CVHS also has many race/ethnicity-based groups, such as Multiracial Student Association, Chinese Dragons, Black Student Union (BSU) and Indian Student Association. Although such clubs seem to be marketed towards a specific audience, everyone is welcome to join.

Additionally, other clubs, such as HOSA – Future Health Professionals, provide students with the ability to take what they learn inside or outside the classroom and apply it to a competitive scene, where they’re able to put their knowledge of health and biomedical science to the test.

The competitive scene also includes STEM clubs like Science, Biology, or Chemistry Olympiad.

“It’s about letting people who are interested in science and STEM be able to explore that interest,” senior Sophia Dai said. “It’s also about collaborating with other people.”
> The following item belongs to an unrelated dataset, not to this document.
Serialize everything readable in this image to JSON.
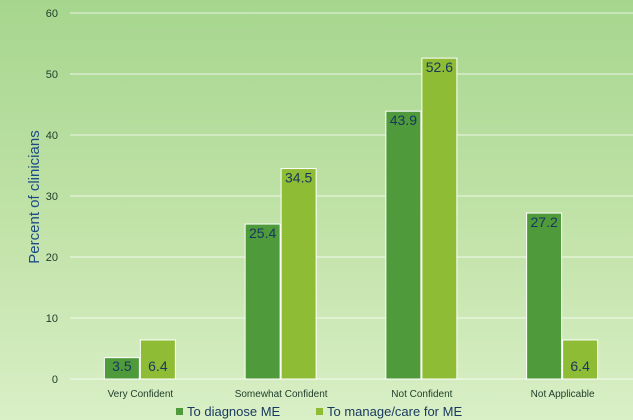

Senior Annabelle Li-Kroeger, co-captain of Name That Book, said their club is a fun way to discover new books. Name That Book also exposes members to social issues and grounding points of view.

“We always place really well, so I guess on college apps that’ll probably look pretty good,” said Li-Kroeger.

Whether through competition, discussion or other means, students are allowed to learn together, make memories and introduce other peers to new skills and concepts to which they may not have previously been exposed.

“[Clubs] are a necessary experience because it helps you grow as a person and also helps you help other people,” said freshman John Sharp.